The protocol and experimental measures were adapted from Thelen and colleagues (9). Forward falls were induced by releasing participants from a forward-leaning position. After release, participants attempted to recover their balance using a single step of the LL specified by the investigator. Successful recoveries were followed by another trial at a larger lean magnitude. Failed recoveries were followed by a second trial at the same lean magnitude. This process was repeated until participants failed to recover their balance with a single step for two consecutive trials at the same lean magnitude. The ability to recover from a fall was quantified by the maximum lean from which participants could recover their balance with a single step after being released (LeanMAX). Participants then repeated the experiment while stepping with the opposite LL to compare LeanMAX when stepping with the dominant or nondominant LL. A crossover design was used within both age groups to balance any learning effects between participants first stepping with the dominant LL and participants first stepping with the nondominant LL.

Participants were held in the forward-leaning posture using a lean support rope. One end of the rope was attached to the back of a belt worn by the participant, and the other end was held in a releasable clasp affixed to a stable wooden structure. Participants were released by activating a solenoid that opened the clasp and released the rope. Lean magnitude was quantified by measuring tension in the rope (in percent body weight; BW) using an in-line load cell (Cooper Instruments, Warrenton, VA). Lean magnitude was adjusted by requiring participants to maintain a consistent foot position with respect to a toe line on the floor and adjusting the length of the rope.
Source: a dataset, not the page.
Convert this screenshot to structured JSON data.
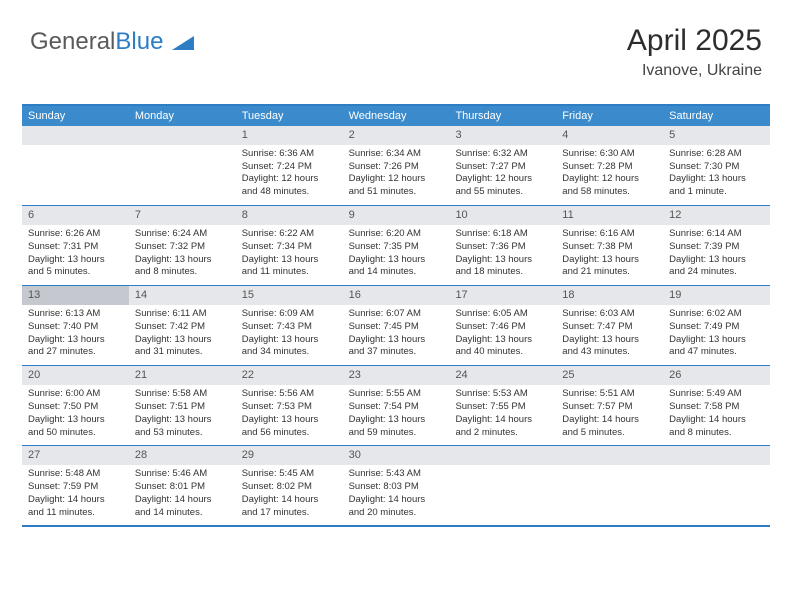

In the event of an unsuccessful recovery, a fall to the ground was prevented using a full-torso harness tethered to a ceiling-mounted support track with a fall-prevention lanyard. The length of the lanyard was adjusted so that when the participants reached for the ground, there was approximately two inches between their fingertips and the ground. This prevented any part of the participant's body, except the feet, from touching the ground. A load cell (Cooper Instruments) was mounted in-line with the lanyard to measure force applied to the harness.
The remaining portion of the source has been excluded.